And they return home to Africa

BY USMAN MAMA

And they return home to AfricaJah Eliajah Adanjah and his wife, Jah Evejah, are descendants of slaves from Guadeloupe who settled in Benin, West Africa, several years ago. They are the founders of a Service Corps involved in an agricultural project in the northern part of the country. The couple and one member of their 10-member group came to Ouidah, a town in southern Benin that used to have one of the most notorious slave depots on the west coast of Africa, to take part in a Ceremony of Repent organized by the local elite to apologize to the descendants of slaves.

In his address during the ceremony, Jah Eliajah Adanjah said that black people’s history is all written out in the Bible in order for us to remember that we are the first-born people, and also that our Continent is the Cradle of Humanity. Today, we must take back our history. To back his claim, Adanjah quoted from the Bible Jeremiah 16, verses 14-15: Therefore, behold, the days come, saith the Lord, that it shall no more be said, The Lord liveth, that brought up the children of Israel out of the land of Egypt; but the Lord liveth, that brought up the children of Israel from the land of the north, and from all the lands whither he had driven them: and I will bring them again unto their fathers.
 
Adanjah also quoted Isaiah 60, verses 8-9: Who are these that fly as a cloud and as the doves to their windows?

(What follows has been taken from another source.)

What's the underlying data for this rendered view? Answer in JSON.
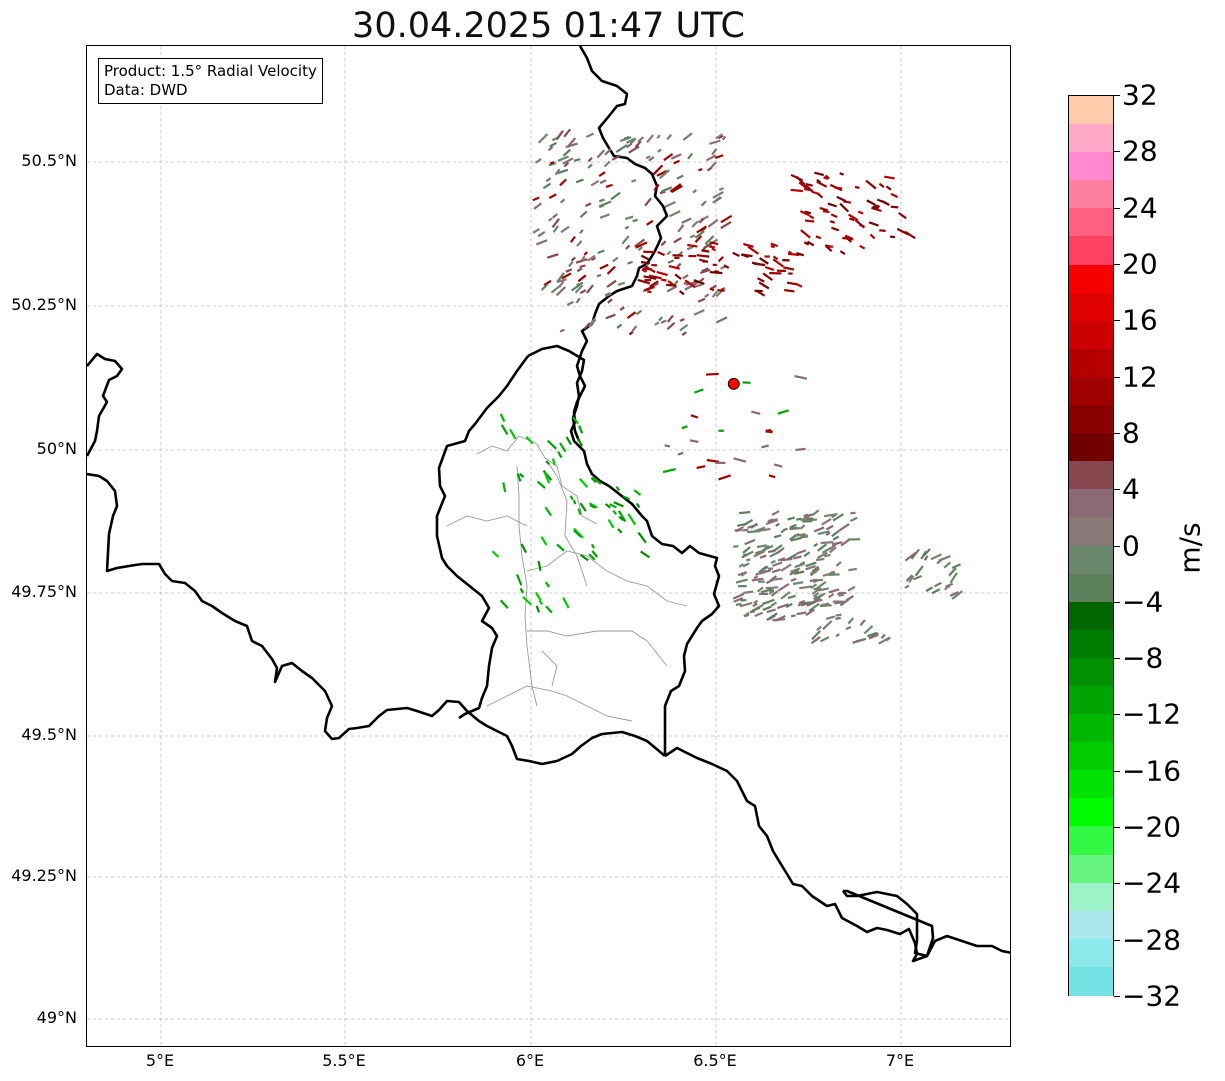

Surely the isles shall wait for me and the ships of Tarshish first, to bring thy sons from far, their silver and their gold with them unto the name of the Lord, thy God, and the Holy One of Israel, because he hath glorified thee.Adanjah explained that that was why he and his family came back like doves to the paternal continent and especially to Benin from where our Ancestors left for the great tribulation that slavery was.
 
Speaking later to The African, Adanjah said that the Ceremony of Repent was a prophetic event planned a long time ago, and the time finally came. He added: It was a day of high emotion. It was time for the black man to show the whole world once again that he loves himself through his fellow human being. We must love one another as Negroes, regardless of our social, physical, cultural or spiritual differences. We all have a role to play to rehabilitate our continent and to rehabilitate the black man. Personally, it brought me added impetus to work even harder for the return and the insertion of those among us who live far away and who want to come back to the continent.